Tenofovir Plasma Concentration from Preexposure Prophylaxis at the Time of Potential HIV Exposure: a Population Pharmacokinetic Modeling and Simulation Study Involving Serodiscordant Couples in East Africa

Abstract

The Partners Demonstration Project was a prospective, open-label, implementation science-driven study of preexposure prophylaxis (PrEP) among heterosexual HIV serodiscordant couples in Kenya and Uganda. Adherence data were collected using the Medication Event Monitoring System (MEMS), and time of sexual activity was collected using the mobile phone short message service (SMS). Two plasma samples were collected at a single study visit.
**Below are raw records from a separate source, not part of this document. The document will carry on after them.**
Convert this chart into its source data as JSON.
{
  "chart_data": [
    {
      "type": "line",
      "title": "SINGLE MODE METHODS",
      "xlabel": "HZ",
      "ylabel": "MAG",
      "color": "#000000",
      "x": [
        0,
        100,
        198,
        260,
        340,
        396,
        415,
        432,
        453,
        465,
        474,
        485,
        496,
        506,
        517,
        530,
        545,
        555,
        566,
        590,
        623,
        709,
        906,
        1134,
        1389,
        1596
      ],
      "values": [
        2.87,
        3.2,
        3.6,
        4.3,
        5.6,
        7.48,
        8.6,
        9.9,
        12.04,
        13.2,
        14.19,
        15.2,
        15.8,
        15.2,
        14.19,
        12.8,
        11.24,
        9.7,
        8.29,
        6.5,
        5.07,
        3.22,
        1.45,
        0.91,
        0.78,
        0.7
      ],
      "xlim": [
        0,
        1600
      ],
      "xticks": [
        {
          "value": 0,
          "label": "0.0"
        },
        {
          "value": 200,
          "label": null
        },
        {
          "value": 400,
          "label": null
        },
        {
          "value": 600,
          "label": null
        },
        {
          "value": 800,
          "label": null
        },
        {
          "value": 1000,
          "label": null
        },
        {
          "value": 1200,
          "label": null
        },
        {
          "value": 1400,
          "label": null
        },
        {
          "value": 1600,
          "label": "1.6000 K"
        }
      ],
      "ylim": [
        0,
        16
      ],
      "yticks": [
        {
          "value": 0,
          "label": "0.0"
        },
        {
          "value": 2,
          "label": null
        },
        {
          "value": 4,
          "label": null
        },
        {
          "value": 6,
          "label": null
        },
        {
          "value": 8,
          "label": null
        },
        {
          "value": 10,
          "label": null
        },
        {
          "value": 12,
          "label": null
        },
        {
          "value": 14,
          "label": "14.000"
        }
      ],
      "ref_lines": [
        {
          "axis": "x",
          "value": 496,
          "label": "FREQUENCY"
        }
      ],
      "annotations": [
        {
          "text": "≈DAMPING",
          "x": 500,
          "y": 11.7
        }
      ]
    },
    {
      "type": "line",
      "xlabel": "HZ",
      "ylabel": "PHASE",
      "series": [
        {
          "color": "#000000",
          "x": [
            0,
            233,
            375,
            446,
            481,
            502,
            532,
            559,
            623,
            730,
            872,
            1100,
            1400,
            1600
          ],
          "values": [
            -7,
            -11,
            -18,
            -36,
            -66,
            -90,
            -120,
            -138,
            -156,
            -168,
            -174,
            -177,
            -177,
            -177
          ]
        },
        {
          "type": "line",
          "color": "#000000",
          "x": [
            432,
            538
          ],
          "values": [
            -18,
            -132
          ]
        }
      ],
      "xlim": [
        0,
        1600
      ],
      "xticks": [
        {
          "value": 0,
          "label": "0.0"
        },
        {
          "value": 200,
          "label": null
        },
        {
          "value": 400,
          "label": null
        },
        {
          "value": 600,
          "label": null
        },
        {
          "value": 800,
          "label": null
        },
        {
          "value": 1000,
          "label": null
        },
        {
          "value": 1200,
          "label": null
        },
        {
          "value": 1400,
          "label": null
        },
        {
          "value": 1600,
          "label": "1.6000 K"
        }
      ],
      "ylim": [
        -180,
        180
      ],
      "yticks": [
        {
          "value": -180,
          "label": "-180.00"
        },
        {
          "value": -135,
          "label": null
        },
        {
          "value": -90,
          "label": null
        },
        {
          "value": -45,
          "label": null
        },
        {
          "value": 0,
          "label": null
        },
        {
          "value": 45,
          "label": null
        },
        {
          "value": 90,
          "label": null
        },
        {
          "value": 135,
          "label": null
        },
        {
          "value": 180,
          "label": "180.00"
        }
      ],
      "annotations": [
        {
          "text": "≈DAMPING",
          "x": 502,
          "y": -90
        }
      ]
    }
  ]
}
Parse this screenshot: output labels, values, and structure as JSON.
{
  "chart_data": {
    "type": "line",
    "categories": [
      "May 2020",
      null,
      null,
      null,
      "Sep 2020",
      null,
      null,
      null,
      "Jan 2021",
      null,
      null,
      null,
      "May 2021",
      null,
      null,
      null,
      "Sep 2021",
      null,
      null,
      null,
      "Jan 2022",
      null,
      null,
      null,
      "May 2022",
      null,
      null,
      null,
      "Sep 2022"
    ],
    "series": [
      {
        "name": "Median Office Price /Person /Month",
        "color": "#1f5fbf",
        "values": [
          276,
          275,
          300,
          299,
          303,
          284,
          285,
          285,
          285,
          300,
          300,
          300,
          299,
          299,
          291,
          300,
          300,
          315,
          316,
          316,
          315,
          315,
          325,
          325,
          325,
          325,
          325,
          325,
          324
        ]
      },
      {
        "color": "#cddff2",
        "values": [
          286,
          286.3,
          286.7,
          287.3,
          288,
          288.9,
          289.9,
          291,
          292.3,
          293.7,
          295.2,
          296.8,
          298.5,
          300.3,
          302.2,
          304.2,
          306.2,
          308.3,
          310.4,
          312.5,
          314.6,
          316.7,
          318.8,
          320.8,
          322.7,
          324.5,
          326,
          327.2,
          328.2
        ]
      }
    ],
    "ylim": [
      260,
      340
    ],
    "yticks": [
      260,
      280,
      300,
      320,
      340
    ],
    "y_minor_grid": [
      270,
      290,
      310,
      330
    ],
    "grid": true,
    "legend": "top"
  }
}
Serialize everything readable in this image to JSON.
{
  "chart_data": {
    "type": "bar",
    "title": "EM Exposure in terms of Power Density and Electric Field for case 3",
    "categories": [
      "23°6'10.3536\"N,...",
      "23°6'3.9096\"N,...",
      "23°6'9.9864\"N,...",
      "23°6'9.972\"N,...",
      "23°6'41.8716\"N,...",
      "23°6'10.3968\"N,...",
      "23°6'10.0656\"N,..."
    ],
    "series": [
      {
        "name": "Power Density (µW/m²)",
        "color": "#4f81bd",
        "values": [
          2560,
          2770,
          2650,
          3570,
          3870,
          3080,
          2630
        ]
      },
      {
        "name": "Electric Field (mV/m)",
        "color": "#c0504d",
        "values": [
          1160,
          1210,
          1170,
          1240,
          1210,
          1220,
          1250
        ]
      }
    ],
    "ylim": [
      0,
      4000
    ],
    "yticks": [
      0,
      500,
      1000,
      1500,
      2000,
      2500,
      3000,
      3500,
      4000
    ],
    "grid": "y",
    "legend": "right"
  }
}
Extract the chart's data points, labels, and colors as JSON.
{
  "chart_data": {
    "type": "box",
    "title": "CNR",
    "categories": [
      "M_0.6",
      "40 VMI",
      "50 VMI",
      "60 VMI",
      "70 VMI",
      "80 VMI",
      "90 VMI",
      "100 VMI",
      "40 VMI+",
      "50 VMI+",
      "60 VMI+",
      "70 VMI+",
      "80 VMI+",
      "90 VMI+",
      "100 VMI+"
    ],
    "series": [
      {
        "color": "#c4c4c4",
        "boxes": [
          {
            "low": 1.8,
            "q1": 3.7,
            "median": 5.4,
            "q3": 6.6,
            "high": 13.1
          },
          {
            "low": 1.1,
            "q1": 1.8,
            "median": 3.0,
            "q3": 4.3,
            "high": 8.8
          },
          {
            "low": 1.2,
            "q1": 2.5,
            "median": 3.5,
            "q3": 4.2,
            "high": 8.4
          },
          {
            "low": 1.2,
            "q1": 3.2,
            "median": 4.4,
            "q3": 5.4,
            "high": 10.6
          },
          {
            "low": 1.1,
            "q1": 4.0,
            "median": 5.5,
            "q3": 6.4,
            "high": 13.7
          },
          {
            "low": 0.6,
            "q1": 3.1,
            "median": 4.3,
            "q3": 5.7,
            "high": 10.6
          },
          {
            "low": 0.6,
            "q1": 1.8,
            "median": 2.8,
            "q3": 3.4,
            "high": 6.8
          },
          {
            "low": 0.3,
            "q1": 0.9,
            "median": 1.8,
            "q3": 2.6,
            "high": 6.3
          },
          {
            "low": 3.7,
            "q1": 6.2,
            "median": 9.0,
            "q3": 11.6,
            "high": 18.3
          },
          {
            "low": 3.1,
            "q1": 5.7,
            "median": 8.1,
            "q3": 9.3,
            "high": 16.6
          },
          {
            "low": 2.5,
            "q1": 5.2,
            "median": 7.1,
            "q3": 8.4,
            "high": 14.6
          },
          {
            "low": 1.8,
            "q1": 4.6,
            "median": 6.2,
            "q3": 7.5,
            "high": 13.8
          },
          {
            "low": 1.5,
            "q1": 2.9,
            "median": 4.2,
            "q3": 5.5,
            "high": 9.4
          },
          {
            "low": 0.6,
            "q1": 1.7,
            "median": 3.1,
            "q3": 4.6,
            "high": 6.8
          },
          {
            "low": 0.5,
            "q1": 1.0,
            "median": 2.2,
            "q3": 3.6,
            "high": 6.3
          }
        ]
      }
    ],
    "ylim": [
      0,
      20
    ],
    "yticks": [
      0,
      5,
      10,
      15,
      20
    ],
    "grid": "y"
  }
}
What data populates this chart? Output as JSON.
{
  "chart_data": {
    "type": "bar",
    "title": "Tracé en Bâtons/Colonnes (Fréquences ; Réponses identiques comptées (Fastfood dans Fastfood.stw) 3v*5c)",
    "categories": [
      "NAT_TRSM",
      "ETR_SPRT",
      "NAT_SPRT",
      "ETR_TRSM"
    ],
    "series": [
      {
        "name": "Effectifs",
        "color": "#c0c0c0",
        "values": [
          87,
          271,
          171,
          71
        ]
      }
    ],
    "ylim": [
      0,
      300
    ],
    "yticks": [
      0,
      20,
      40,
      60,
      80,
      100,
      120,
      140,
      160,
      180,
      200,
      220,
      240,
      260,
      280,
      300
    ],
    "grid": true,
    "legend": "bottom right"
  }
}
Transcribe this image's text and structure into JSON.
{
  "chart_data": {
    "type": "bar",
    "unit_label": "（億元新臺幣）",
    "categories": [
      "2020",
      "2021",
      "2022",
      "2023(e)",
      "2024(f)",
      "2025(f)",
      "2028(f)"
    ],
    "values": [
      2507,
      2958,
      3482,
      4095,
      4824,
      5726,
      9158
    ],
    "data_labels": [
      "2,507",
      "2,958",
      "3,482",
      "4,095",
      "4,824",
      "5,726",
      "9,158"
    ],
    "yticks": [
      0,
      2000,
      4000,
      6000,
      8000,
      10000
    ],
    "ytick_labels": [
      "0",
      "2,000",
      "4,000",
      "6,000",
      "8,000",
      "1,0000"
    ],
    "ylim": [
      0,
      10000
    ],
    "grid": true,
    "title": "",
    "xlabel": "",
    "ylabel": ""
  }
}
We integrated adherence, pharmacokinetics, and SMS data using a population pharmacokinetic (PopPK) model to simulate tenofovir plasma concentrations from PrEP at the time of sexual activity. In the first stage of this analysis, we used data from the current study to update a prior PopPK model of tenofovir (TFV) developed with data from the Partners PrEP Study (a phase III clinical trial). The second stage involved simulating plasma concentrations at the time of sexual activity using empirical Bayes estimates (EBEs) derived from the final model. In addition, EBEs from a previously published parent metabolite model of TFV (MTN-001, an open-label 3-way crossover study in healthy women) was used to simulate tenofovir diphosphate (TFV-DP) concentrations. We estimated percent PrEP "coverage" as the number of reported sexual events during which simulated concentrations were above an a priori threshold concentrations associated with a high degree of protection from HIV infection: plasma TFV of >40 ng/ml and peripheral blood mononuclear cell (PBMC) TFV-DP concentration of >36 fmol/million cells. The levels of coverage were 72% for TFV and 81% for TFV-DP. These levels are consistent with a high degree of protection against HIV acquisition in this study of a pragmatic delivery model for antiretroviral-based HIV prevention.

Keywords: PrEP; population pharmacokinetics; preexposure prophylaxis; tenofovir.

FIG 1

Two-compartment PopPK model of tenofovir with first-order absorption and lag time (T_lag). CL, V_c, V_p, and Q, clearance, volume of central compartment, volume of peripheral compartment, and intercompartmental clearance, respectively.

FIG 2

Basic goodness-of-fit plots for the developed population pharmacokinetic model. The graph at the top left represents individual predicted and observed concentrations, and the graph at the top right represents population predicted concentrations and observed concentrations. The graph at the bottom left represents time versus conditional weighted residuals, and the graph at the bottom right represents population predicted concentrations versus conditional weighted residuals. None of these plots showed any major bias in the model, suggesting that the developed model is acceptable.

FIG 3

Visual predictive check. The plot illustrates observed concentrations and prediction intervals of VPC. Dashed lines show the 90% prediction interval. The solid line represents median of the predictions. The dots represent the observed concentrations.

FIG 4

Simulated TFV and TFV-DP concentrations during SMS study periods. The plots show the TFV and TFV-DP concentrations above and below a priori threshold values (represented as solid lines parallel to the x axis) during SMS study windows. The thresholds were 40 ng/ml for TFV and 36 fmol/million cells for TFV-DP.

FIG 5

Correlation of BQL versus normalized NTT and CL_CR. The graph on the left shows the correlation between BQL and normalized NTT. The plot showed that the median normalized NTT value in the group with BQL concentrations (1) was significantly higher (P < 0.001) than for the group without BQL concentrations (0). The graph on the right shows the relation between BQL concentration and CL_CR. The plot showed that difference in median values of CL_CR is not significant (P = 0.316) between the group with BQL concentrations (1) and the group without BQL concentrations (0).